Sunday, June 15, 2008

Catch a Wave and You're Sitting On Top of the World!

I have mentioned in the past the first appearance of the Silver Surfer, in Fantastic Four #48-50, as the herald of Galactus. The inspiration for the character was not hard to find; in the mid-1960s the sport of surfing enjoyed a brief mania, reflected in the many hit songs by the Beach Boys.

As was common in the Silver Age Marvel, the Surfer turned out to be morally ambiguous. He represented a horrific villain, Galactus, but he himself had something of a poetic, sensitive soul. In the initial story this soul is stirred by Alicia Masters, Ben Grimm's blind girlfriend.
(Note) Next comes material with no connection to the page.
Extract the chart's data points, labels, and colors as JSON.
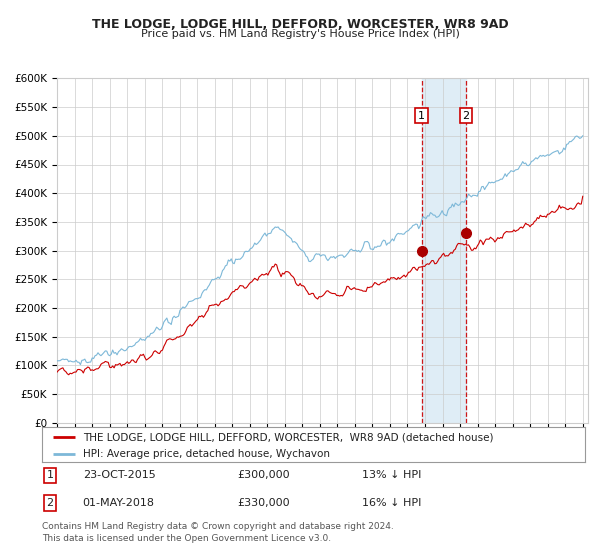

He rebels against Galactus, and this revolt disgusts the master, who abandons his attempt to drain all resources from the Earth, and banishes the Silver Surfer to be bound to the planet for eternity.

As was very typical, the alien found Earth to be unadvanced scientifically and socially. This was played as sort of a "Stranger in a Strange Land" way, with the noble Silver Surfer suffering mightily at the indignities visited upon him.

In his next appearance he was faced with Dr Doom. Doom steals the Silver Surfer's powers and his surfboard and defeats the Fantastic Four, then butts up against Galactus' banishment of the Surfer (and his board) from outer space.

After a few more appearances, Marvel decided to try the Silver Surfer in his own book, starting in August 1968. But they also attempted something very unusual. They put him in a 68-page comic book and charged 25 cents. This wasn't quite unique in the Silver Age; the Thunder Agents books had been similary sized and priced, as had a brief run of superhero comics by Harvey. Marvel itself had experimented with original stories in Marvel Super Heroes.

But still, it was a stretch. Again, I suspect that Stan was looking to see if he could catch those older readers, and this is a way of establishing market segmentation. DC's 25-cent comics were (at the time) 80 pages and almost always 100% reprint material.

Stan (with John Buscema on art) captures teenage angst rather well, here:

Weren't we all trapped on this world of madness? The story goes on to tell (as promised) the origin of the Silver Surfer. Norrin Radd was a discontented soul on his home planet who wondered why nobody'd continued space travel after the first few trips came back empty-handed. He longed to soar between the stars.

When Galactus came to suck his world dry, he offered his services as a herald to save his own planet, even if that meant a certain casual attitude towards other planets along the way.

Despite the cover claim there was not a book-length Silver Surfer story. The 38-page origin of the Surfer was backed up by a 13-page story about the Watcher featuring Gene Colan artwork. It's beautifully drawn but suffers the usual Watcher problem, which is that the story is most interesting when the Watcher decides not to watch but to intervene. It is shown why this became an ironclad law among the Watchers, without noting that the Earth's Watcher had violated the law on many occasions. But the artwork is extraordinary even for Colan:

This was clearly intended as a serious comic in Marvel's push towards the older bracket. Unfortunately (from the publisher's standpoint), it did not lead the way towards 25 cent issues, although that barrier would soon be breached by far smaller comics as the runaway inflation of the early 1970s began to be experienced. After the 7th issue Silver Surfer became a normal-sized comic and the price declined to 15 cents. The Surfer lasted until mid-1970, when the comic was cancelled.

The look of the comic is fabulous; John Buscema could really bring it. Perspective, emotion, and action; his stories never failed to deliver:

That was in 1968, and I would suspect those panels are about as influential on the 1970s as anything I can imagine. The villain in red is, shall we say, not Lex Luthor? These really are extraordinarily beautiful comics, and very much more modern-looking than most of the Silver Age DC. This was the Marvel 1970s on the rise before anybody knew about it.